By | September 20, 2004

      The top officers of large FSS operators who spoke at Euroconsult’s 8th World Summit For Satellite Financing in Paris voiced no surprise with forecasts of much tougher capital- expenditure parameters for companies recently acquired by PE firms. PanAmSat CEO Joe Wright, who will have KKR as his company’s new owner, does not see his company facing a competitive disadvantage.

      “We have tended to be risk averse,” Wright said. “We will downsize the satellites to the market need. In our industry, that has not been a tradition. We are going the way PE firms would like us to manage anyway.”

      He continued, “We are behind the capex curve for a large extent. We should be managing for free cash flow. I think the new influence will be good for the industry. You should design your satellites for the near future.”

      Wright thinks the trend of PE firms investing in the industry is a good thing. “I think it is going to be much more efficient to have PE firms at this point in time,” Wright said. “Our industry should not have 38 operators. We can create a much more efficient industry. I don’t call it consolidation; I call it rationalization. You are going to have some flagship operators.” Expect three or four global fleets, Wright said, with the new buyers staying away from a “slash and burn” mentality.

      SES Opportunity

      While Wright was arguing strongly that PE firms were a good thing, Romain Bausch, SES Global’s CEO, said SES could exploit a situation where other operators may have far more demanding shareholders when it comes to capex.

      “The presentations [by the financial experts earlier in the day] confirmed what the PE firms might do,” he said. “We have prepared to go with a balanced approach with FCF and investing in growth opportunities. We can have a more balanced use of our cash flow, which will be different from companies owned by PE firms. We are not displeased by this situation [of] the PE firms coming in.”

      Conny Kullman, Intelsat’s CEO, also confirmed that an IPO still was a possibility, even though a consortium of PE firms recently announced a deal to acquire Intelsat. “If the Orbit legislation requires us to do an IPO, we would do an IPO,” he said. “The deal would not unwind as a result.”

      Intriguingly, two PE firms — Permira and Apax Partners — both have stakes in Intelsat and Inmarsat, although Ramin Khadem, Inmarsat’s outgoing CFO, said too much could be read into that situation.

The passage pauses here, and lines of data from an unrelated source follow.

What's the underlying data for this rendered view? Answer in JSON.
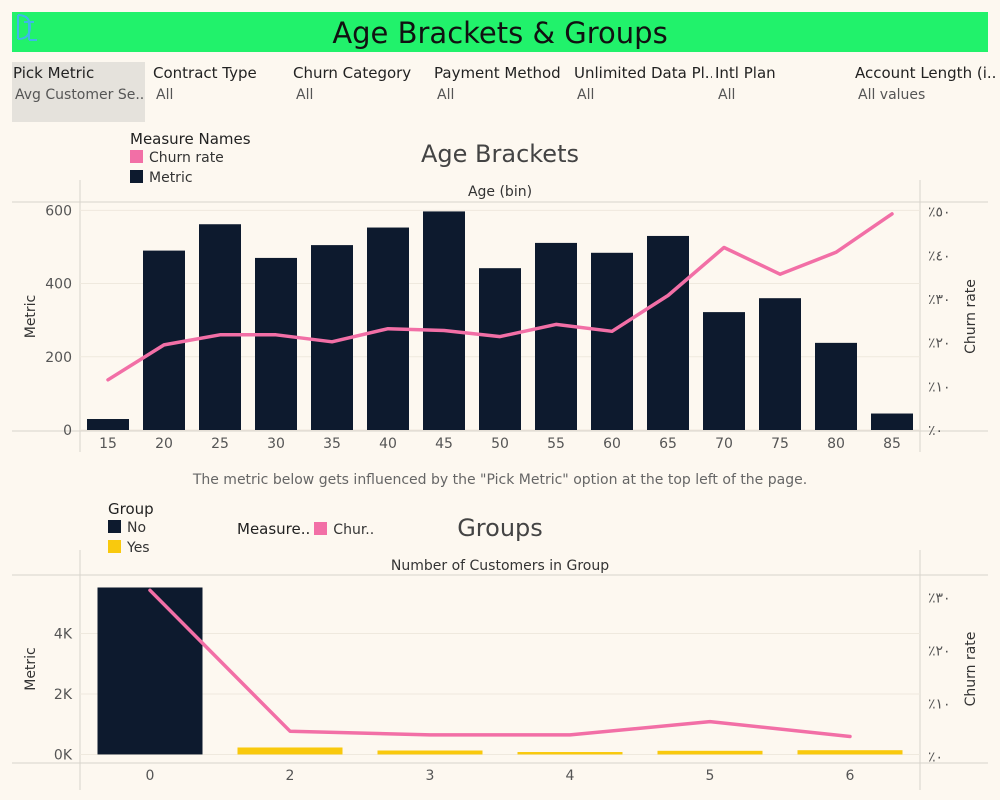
{
  "header": {
    "title": "Age Brackets & Groups",
    "logo_icon": "tableau-logo-icon"
  },
  "filters": [
    {
      "label": "Pick Metric",
      "value": "Avg Customer Se.."
    },
    {
      "label": "Contract Type",
      "value": "All"
    },
    {
      "label": "Churn Category",
      "value": "All"
    },
    {
      "label": "Payment Method",
      "value": "All"
    },
    {
      "label": "Unlimited Data Pl..",
      "value": "All"
    },
    {
      "label": "Intl Plan",
      "value": "All"
    },
    {
      "label": "Account Length (i..",
      "value": "All values"
    }
  ],
  "legend_top": {
    "title": "Measure Names",
    "items": [
      {
        "label": "Churn rate",
        "color": "#f26fa6"
      },
      {
        "label": "Metric",
        "color": "#0d1a2e"
      }
    ]
  },
  "note": "The metric below gets influenced by the \"Pick Metric\" option at the top left of the page.",
  "legend_groups": {
    "title": "Group",
    "items": [
      {
        "label": "No",
        "color": "#0d1a2e"
      },
      {
        "label": "Yes",
        "color": "#f9c90d"
      }
    ]
  },
  "legend_measure": {
    "title": "Measure..",
    "item": "Chur..",
    "color": "#f26fa6"
  },
  "chart_data": [
    {
      "type": "bar",
      "title": "Age Brackets",
      "xlabel": "Age (bin)",
      "ylabel": "Metric",
      "y2label": "Churn rate",
      "categories": [
        "15",
        "20",
        "25",
        "30",
        "35",
        "40",
        "45",
        "50",
        "55",
        "60",
        "65",
        "70",
        "75",
        "80",
        "85"
      ],
      "series": [
        {
          "name": "Metric",
          "type": "bar",
          "color": "#0d1a2e",
          "values": [
            30,
            490,
            562,
            470,
            505,
            553,
            597,
            442,
            511,
            484,
            530,
            322,
            360,
            238,
            45
          ]
        },
        {
          "name": "Churn rate",
          "type": "line",
          "axis": "right",
          "color": "#f26fa6",
          "values": [
            0.115,
            0.195,
            0.218,
            0.218,
            0.202,
            0.232,
            0.228,
            0.214,
            0.242,
            0.226,
            0.308,
            0.418,
            0.357,
            0.407,
            0.495
          ]
        }
      ],
      "ylim": [
        0,
        620
      ],
      "yticks": [
        "0",
        "200",
        "400",
        "600"
      ],
      "y2lim": [
        0,
        0.52
      ],
      "y2ticks": [
        "٪٠",
        "٪١٠",
        "٪٢٠",
        "٪٣٠",
        "٪٤٠",
        "٪٥٠"
      ]
    },
    {
      "type": "bar",
      "title": "Groups",
      "xlabel": "Number of Customers in Group",
      "ylabel": "Metric",
      "y2label": "Churn rate",
      "categories": [
        "0",
        "2",
        "3",
        "4",
        "5",
        "6"
      ],
      "series": [
        {
          "name": "Metric",
          "type": "bar",
          "values": [
            5520,
            230,
            130,
            80,
            120,
            140
          ],
          "colors": [
            "#0d1a2e",
            "#f9c90d",
            "#f9c90d",
            "#f9c90d",
            "#f9c90d",
            "#f9c90d"
          ]
        },
        {
          "name": "Churn rate",
          "type": "line",
          "axis": "right",
          "color": "#f26fa6",
          "values": [
            0.313,
            0.048,
            0.041,
            0.041,
            0.066,
            0.038
          ]
        }
      ],
      "ylim": [
        -250,
        5900
      ],
      "yticks": [
        "0K",
        "2K",
        "4K"
      ],
      "y2lim": [
        -0.01,
        0.34
      ],
      "y2ticks": [
        "٪٠",
        "٪١٠",
        "٪٢٠",
        "٪٣٠"
      ]
    }
  ]
}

      Questionable Synergy

      “I don’t see a natural synergy between Inmarsat and Intelsat. We are in the mobile market, they deal with the Internet backbone, etc.,” he explained. “I don’t think there are natural synergies between the two. Apax and Permira know what they are doing. They have bought into what they are doing.”

      Consolidation driven by PE firms is coming. According to Bausch, “We think the next round of global consolidation will come in three to five years. We feel there will be limited consolidation activities in Asia and Latin America; there will be swaps. I think the companies have to find new growth opportunities.”

      More Cooperation

      While the impact of PE firms in the sector provoked some lively debate, particularly between Bausch and Wright, operators were talking about the major growth opportunities. Giuliano Berretta, Eutelsat’s CEO, believes there will be further co-operation between operators as they look to fill gaps in their coverage. “Our problem is North America; that is [an area] we might look to do with the help of Hispasat or others,” he said. “I think cooperation between operators is very important. We are already providing capacity to G2.”

      Offering his take on growth opportunities, Dan Goldberg, CEO of New Skies Satellites, commented, “We are seeing a fair amount of business out there. It is our expectation we will see reasonable growth in the business. The average price per transponder is going down.”

      He continued, “There are two metrics you look for: One is the volume of sales and the other is price. We have some price compression over the past two years. I would say it is stabilizing in some markets. The bad news is that a number of markets are still suffering from overcapacity.”